The former banking boss told the BBC that the “whole lack of preparation” to deal with the consequences of Brexit had “beggared belief”.
“It doesn’t tell us anything about whether the policy of staying in the EU is good or bad, it tells us everything about the incompetence of the preparation of it”, he said.
He added: “We haven’t had a credible bargaining position, because we hadn’t put in place measures where we could say to our colleagues in Europe, ‘ Look, we'd like a free-trade deal, we think that you would probably like one too, but if we can't agree, don't be under any misapprehension, we have put in place the measures that would enable us to leave without one.'"

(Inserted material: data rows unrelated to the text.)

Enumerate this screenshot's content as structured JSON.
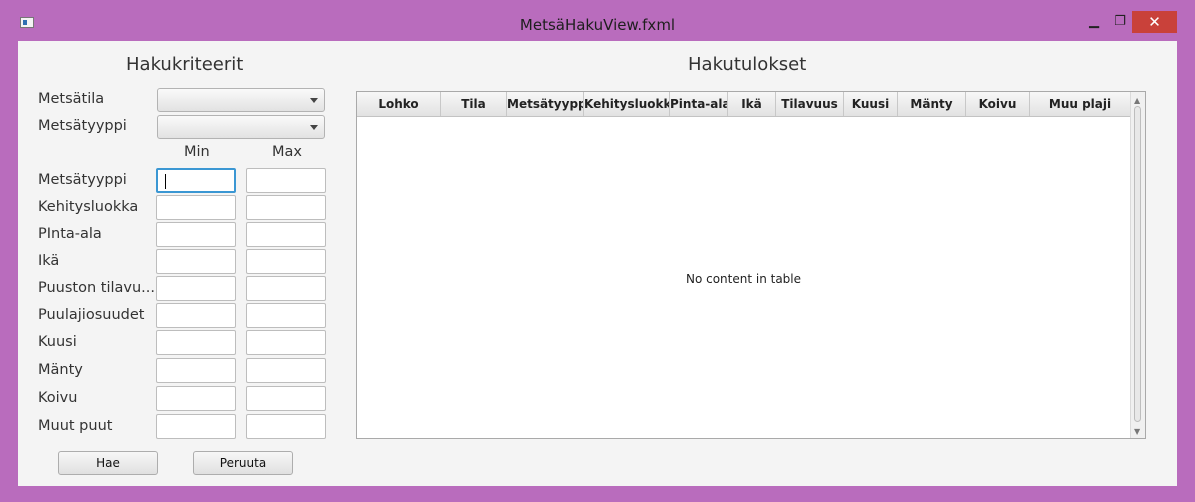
{
  "window": {
    "title": "MetsäHakuView.fxml",
    "minimize_glyph": "▁",
    "maximize_glyph": "❐",
    "close_glyph": "✕",
    "app_icon": "window-app-icon",
    "accent_color": "#b96cbd"
  },
  "criteria": {
    "heading": "Hakukriteerit",
    "combos": [
      {
        "label": "Metsätila",
        "value": ""
      },
      {
        "label": "Metsätyyppi",
        "value": ""
      }
    ],
    "min_header": "Min",
    "max_header": "Max",
    "ranges": [
      {
        "label": "Metsätyyppi",
        "min": "",
        "max": ""
      },
      {
        "label": "Kehitysluokka",
        "min": "",
        "max": ""
      },
      {
        "label": "PInta-ala",
        "min": "",
        "max": ""
      },
      {
        "label": "Ikä",
        "min": "",
        "max": ""
      },
      {
        "label": "Puuston tilavu...",
        "min": "",
        "max": ""
      },
      {
        "label": "Puulajiosuudet",
        "min": "",
        "max": ""
      },
      {
        "label": "Kuusi",
        "min": "",
        "max": ""
      },
      {
        "label": "Mänty",
        "min": "",
        "max": ""
      },
      {
        "label": "Koivu",
        "min": "",
        "max": ""
      },
      {
        "label": "Muut puut",
        "min": "",
        "max": ""
      }
    ],
    "search_button": "Hae",
    "cancel_button": "Peruuta"
  },
  "results": {
    "heading": "Hakutulokset",
    "columns": [
      "Lohko",
      "Tila",
      "Metsätyyppi",
      "Kehitysluokka",
      "Pinta-ala",
      "Ikä",
      "Tilavuus",
      "Kuusi",
      "Mänty",
      "Koivu",
      "Muu plaji"
    ],
    "empty_text": "No content in table",
    "rows": []
  }
}
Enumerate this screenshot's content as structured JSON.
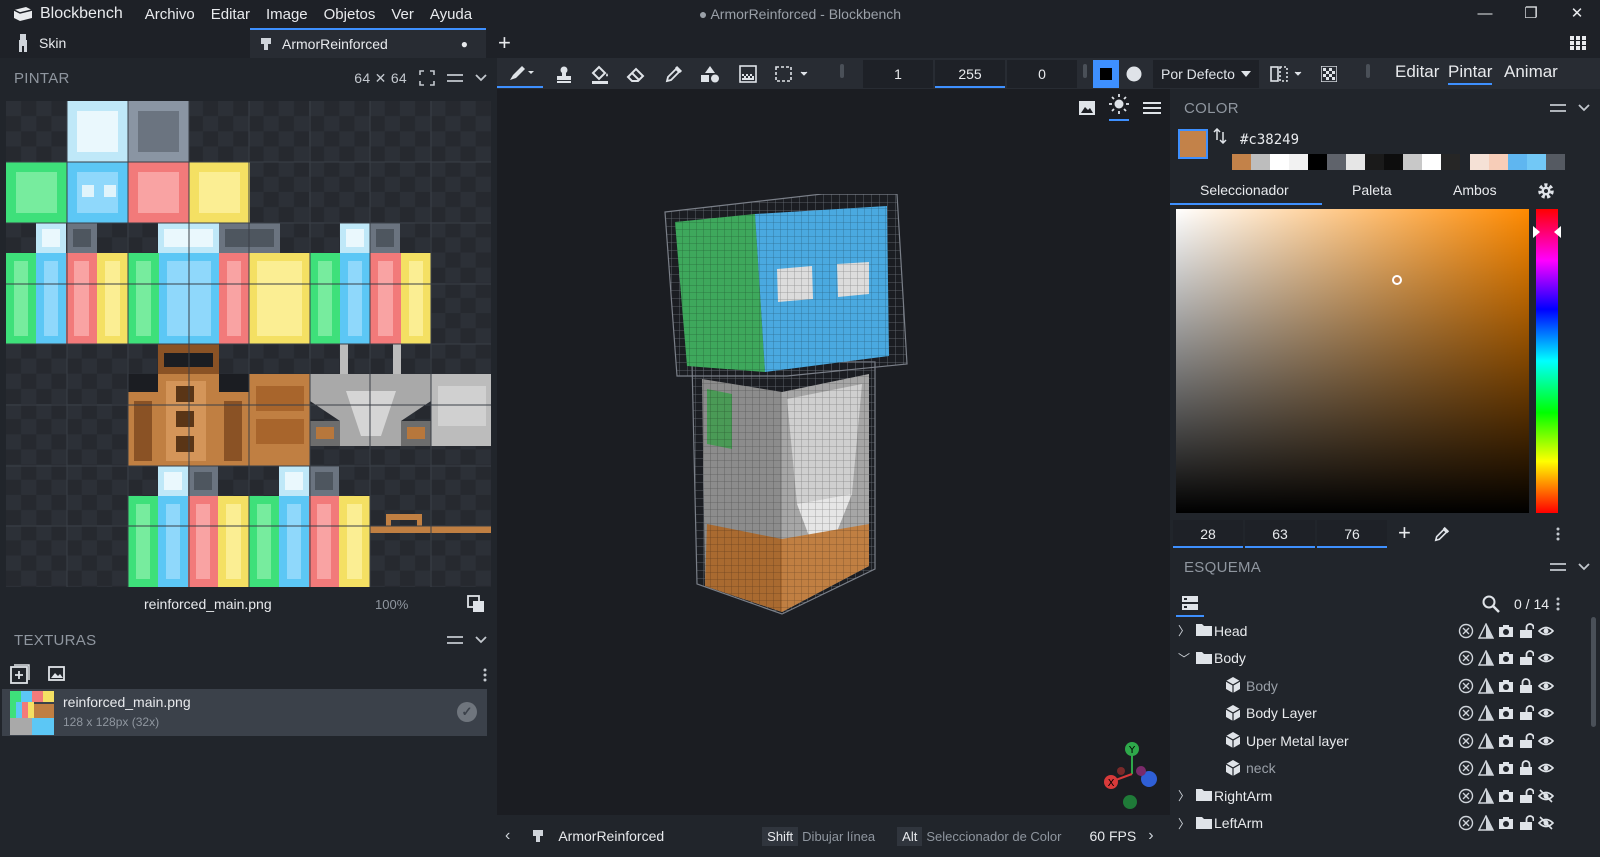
{
  "app": {
    "name": "Blockbench",
    "window_title": "● ArmorReinforced - Blockbench",
    "menu": [
      "Archivo",
      "Editar",
      "Image",
      "Objetos",
      "Ver",
      "Ayuda"
    ]
  },
  "tabs": {
    "skin": "Skin",
    "project": "ArmorReinforced",
    "project_modified": "●",
    "add": "+"
  },
  "paint_panel": {
    "title": "PINTAR",
    "size": "64 ✕ 64",
    "texture_name": "reinforced_main.png",
    "zoom": "100%"
  },
  "textures_panel": {
    "title": "TEXTURAS",
    "item_name": "reinforced_main.png",
    "item_info": "128 x 128px (32x)"
  },
  "toolbar": {
    "brush_size": "1",
    "opacity": "255",
    "softness": "0",
    "blend_mode": "Por Defecto",
    "modes": [
      "Editar",
      "Pintar",
      "Animar"
    ],
    "active_mode": "Pintar"
  },
  "color_panel": {
    "title": "COLOR",
    "hex": "#c38249",
    "main_color": "#c38249",
    "tabs": [
      "Seleccionador",
      "Paleta",
      "Ambos"
    ],
    "active_tab": "Seleccionador",
    "h": "28",
    "s": "63",
    "v": "76",
    "history": [
      "#c38249",
      "#bdbdbd",
      "#ffffff",
      "#f2f2f2",
      "#000000",
      "#5f636b",
      "#e6e6e6",
      "#1a1a1a",
      "#0d0d0d",
      "#c8c8c8",
      "#ffffff",
      "#262626",
      "#f5e1d6",
      "#f7cdb8",
      "#5fb6f0",
      "#72c8f6",
      "#555a62"
    ]
  },
  "outline_panel": {
    "title": "ESQUEMA",
    "count": "0 / 14",
    "items": [
      {
        "label": "Head",
        "type": "group",
        "expanded": false
      },
      {
        "label": "Body",
        "type": "group",
        "expanded": true
      },
      {
        "label": "Body",
        "type": "cube",
        "muted": true
      },
      {
        "label": "Body Layer",
        "type": "cube"
      },
      {
        "label": "Uper Metal layer",
        "type": "cube"
      },
      {
        "label": "neck",
        "type": "cube",
        "muted": true
      },
      {
        "label": "RightArm",
        "type": "group",
        "expanded": false
      },
      {
        "label": "LeftArm",
        "type": "group",
        "expanded": false
      }
    ]
  },
  "status_bar": {
    "project": "ArmorReinforced",
    "key1": "Shift",
    "key1_action": "Dibujar línea",
    "key2": "Alt",
    "key2_action": "Seleccionador de Color",
    "fps": "60 FPS"
  },
  "gizmo": {
    "x": "X",
    "y": "Y"
  }
}
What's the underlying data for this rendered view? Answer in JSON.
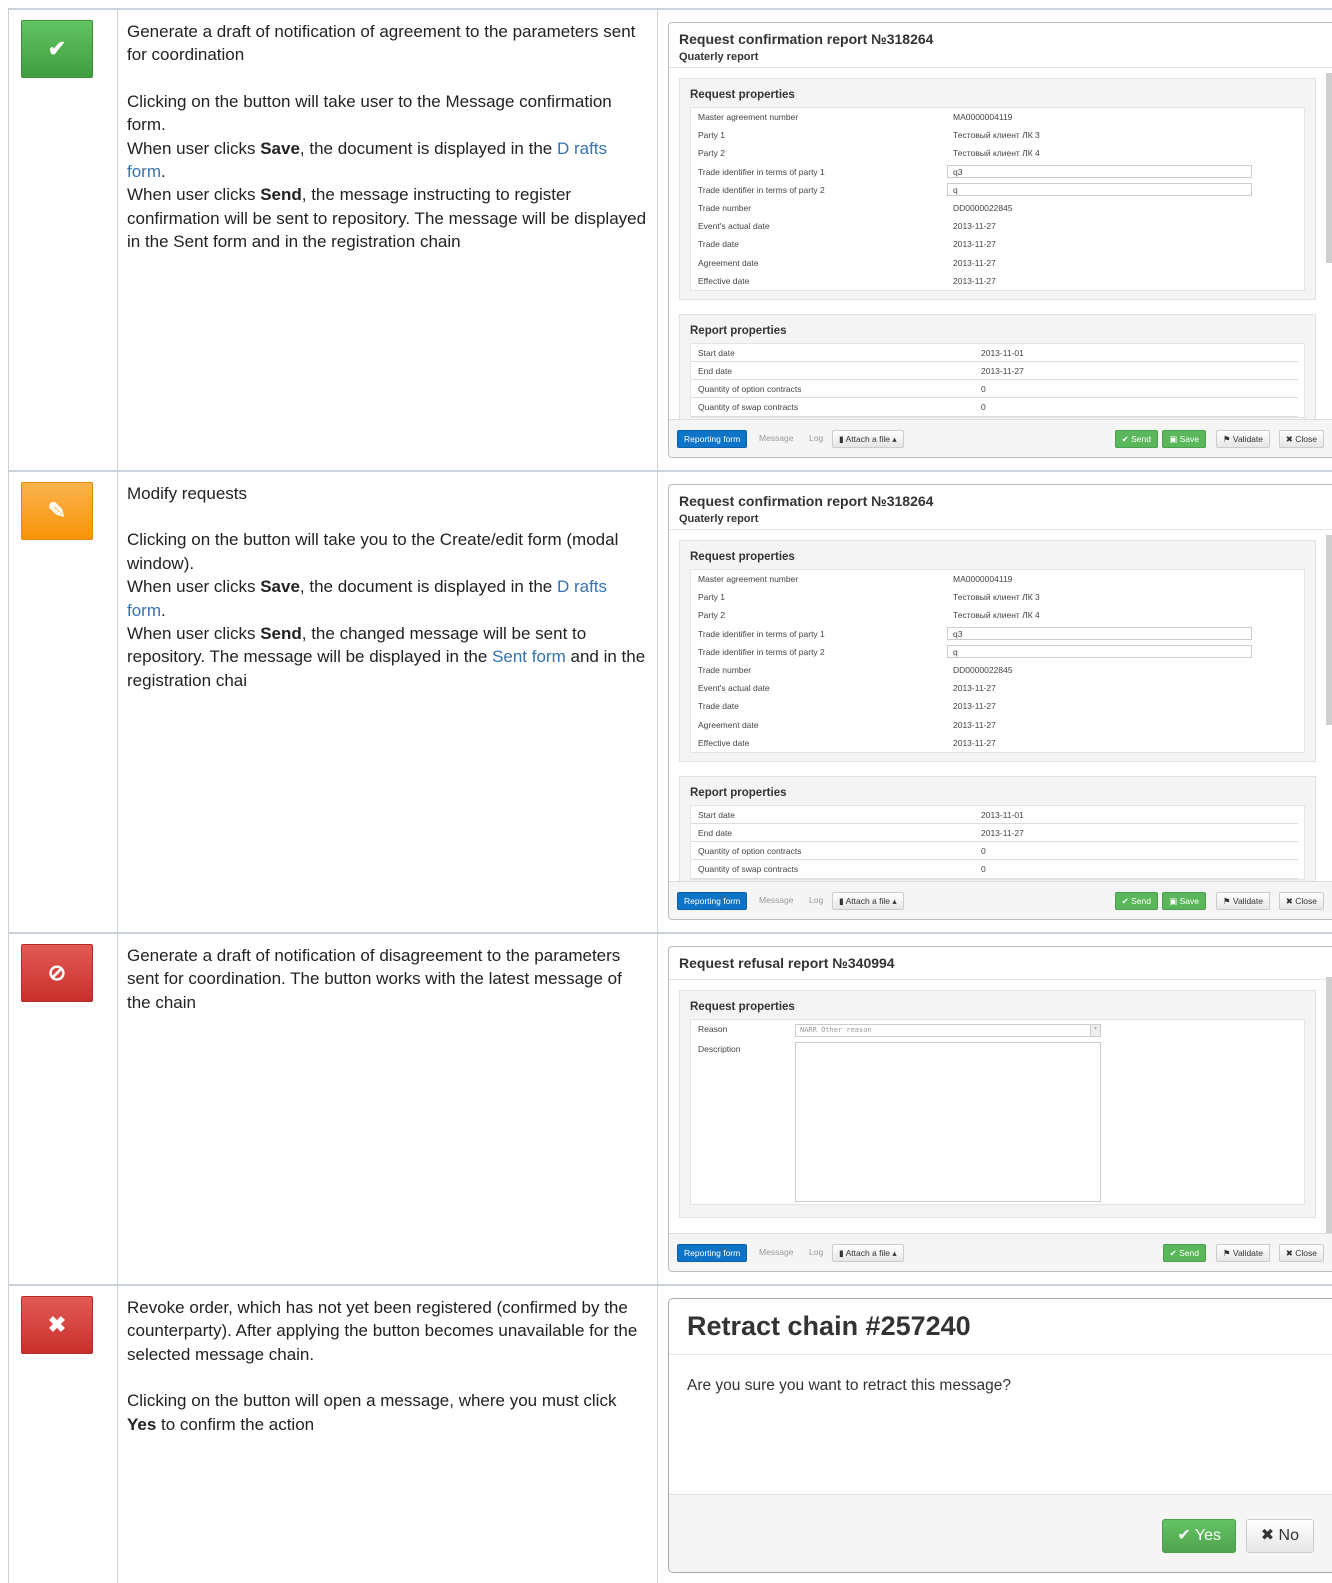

The comments come after ministers released the first tranche of no-deal Brexit planning papers which confirmed that preparations had been made to stockpile food and medicines to ensure an “adequate” supply in the event that the UK leaves the EU without a deal.
But asked if he thought the Government had been incompetent in its handling of the negotiations, the cross-bench peer blasted parliament as whole, saying that both it and the civil service had been responsible for bringing the country to a position where “we are now being told that we have to accept a certain course of action otherwise it would be catastrophic”.
He added that he found the level of debate “depressing”and warned that achieving “Brexit in name only” would be the biggest future risk to the UK.
"The biggest economic problems facing the UK are, we save too little, we haven't worked out how to save for retirement, the pension system is facing I think a real challenge, we haven't worked out how to save enough for the NHS and finance it, we haven't worked out how we're going to save enough to provide care for the elderly”, he said.
He added: "These are the big economic challenges we face, but are they being discussed at present in an open way?
"No, because the political debate has completely taken up by Brexit. It's a discussion where both sides seem to be throwing insults at each other."